The mattress in the second room had been pulled from the bed, cut with a knife and searched. No shades covering the windows; she could see members of the Photography Unit still taking pictures of the back gate. Clothes on the floor, the kind a male teenager would wear – Abercrombie & Fitch T-shirts and jeans, athletic shorts, sneakers and flip-flops. She found an empty red duffel bag with a shoulder strap, the kind used for travelling, lying underneath an overturned nightstand.

Darby took pictures, then moved down the hall and stepped into the master bedroom, surprised to find it neat and orderly. A big-screen plasma TV hung on the wall across from a king-sized sleigh bed. The twin cherry-stained chests-of-drawers hadn’t been overturned or searched; the drawers were still intact. Like all the rooms with windows facing the street, the shades had been drawn.

The only item in here that had been disturbed was a suitcase sitting on top of a leather footstool.
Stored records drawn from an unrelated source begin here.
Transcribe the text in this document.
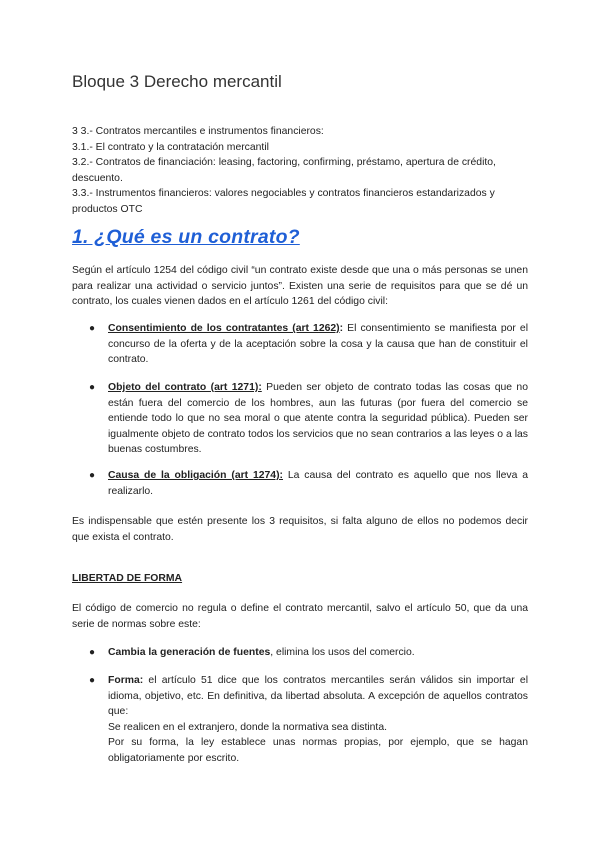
Bloque 3 Derecho mercantil
3 3.- Contratos mercantiles e instrumentos financieros:
3.1.- El contrato y la contratación mercantil
3.2.- Contratos de financiación: leasing, factoring, confirming, préstamo, apertura de crédito, descuento.
3.3.- Instrumentos financieros: valores negociables y contratos financieros estandarizados y productos OTC
1. ¿Qué es un contrato?

Según el artículo 1254 del código civil “un contrato existe desde que una o más personas se unen para realizar una actividad o servicio juntos”. Existen una serie de requisitos para que se dé un contrato, los cuales vienen dados en el artículo 1261 del código civil:

● Consentimiento de los contratantes (art 1262): El consentimiento se manifiesta por el concurso de la oferta y de la aceptación sobre la cosa y la causa que han de constituir el contrato.
● Objeto del contrato (art 1271): Pueden ser objeto de contrato todas las cosas que no están fuera del comercio de los hombres, aun las futuras (por fuera del comercio se entiende todo lo que no sea moral o que atente contra la seguridad pública). Pueden ser igualmente objeto de contrato todos los servicios que no sean contrarios a las leyes o a las buenas costumbres.
● Causa de la obligación (art 1274): La causa del contrato es aquello que nos lleva a realizarlo.

Es indispensable que estén presente los 3 requisitos, si falta alguno de ellos no podemos decir que exista el contrato.

LIBERTAD DE FORMA

El código de comercio no regula o define el contrato mercantil, salvo el artículo 50, que da una serie de normas sobre este:

● Cambia la generación de fuentes, elimina los usos del comercio.
● Forma: el artículo 51 dice que los contratos mercantiles serán válidos sin importar el idioma, objetivo, etc. En definitiva, da libertad absoluta. A excepción de aquellos contratos que:
Se realicen en el extranjero, donde la normativa sea distinta.
Por su forma, la ley establece unas normas propias, por ejemplo, que se hagan obligatoriamente por escrito.
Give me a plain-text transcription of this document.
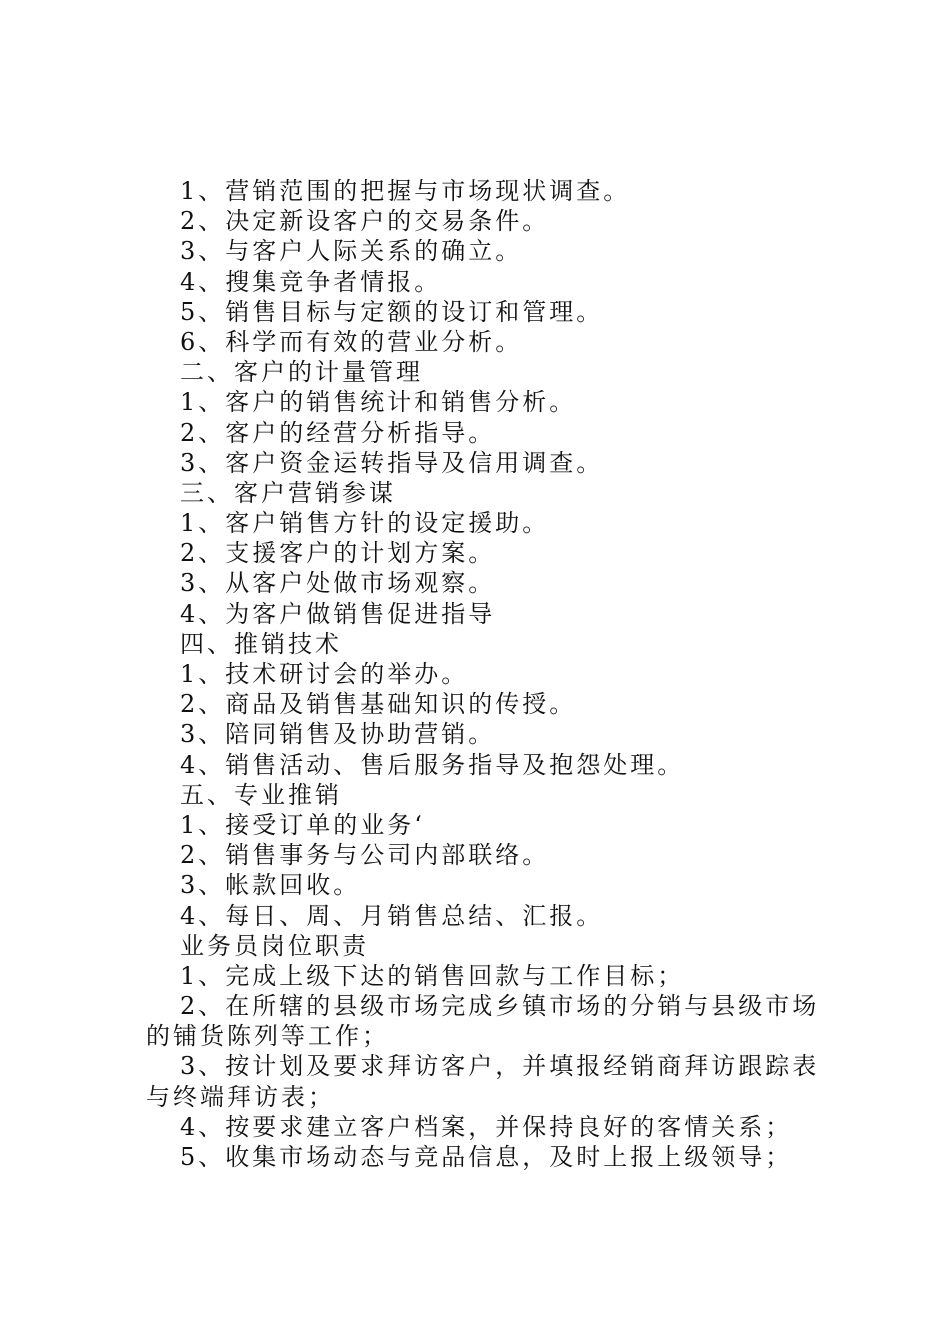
1、营销范围的把握与市场现状调查。
2、决定新设客户的交易条件。
3、与客户人际关系的确立。
4、搜集竞争者情报。
5、销售目标与定额的设订和管理。
6、科学而有效的营业分析。
二、客户的计量管理
1、客户的销售统计和销售分析。
2、客户的经营分析指导。
3、客户资金运转指导及信用调查。
三、客户营销参谋
1、客户销售方针的设定援助。
2、支援客户的计划方案。
3、从客户处做市场观察。
4、为客户做销售促进指导
四、推销技术
1、技术研讨会的举办。
2、商品及销售基础知识的传授。
3、陪同销售及协助营销。
4、销售活动、售后服务指导及抱怨处理。
五、专业推销
1、接受订单的业务‘
2、销售事务与公司内部联络。
3、帐款回收。
4、每日、周、月销售总结、汇报。
业务员岗位职责
1、完成上级下达的销售回款与工作目标；
2、在所辖的县级市场完成乡镇市场的分销与县级市场的铺货陈列等工作；
3、按计划及要求拜访客户，并填报经销商拜访跟踪表与终端拜访表；
4、按要求建立客户档案，并保持良好的客情关系；
5、收集市场动态与竞品信息，及时上报上级领导；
Clothes inside, a few tossed against a leather club chair set up in the corner.

Had the search been interrupted? Had someone been standing here when the gunshots went off?

Darby found a small piece of blue latex caught on a zipper’s metal teeth. In her mind’s eye she saw the dead man from the woods, latex gloves covering his hands.

Did you touch this suitcase?

She pictured him standing here, his gloved fingers searching through each pocket when the first gunshot rang out. She saw him reaching under his suit jacket for his sidearm and then rushing for the stairs, heading downstairs into the kitchen and seeing… what? What did you see?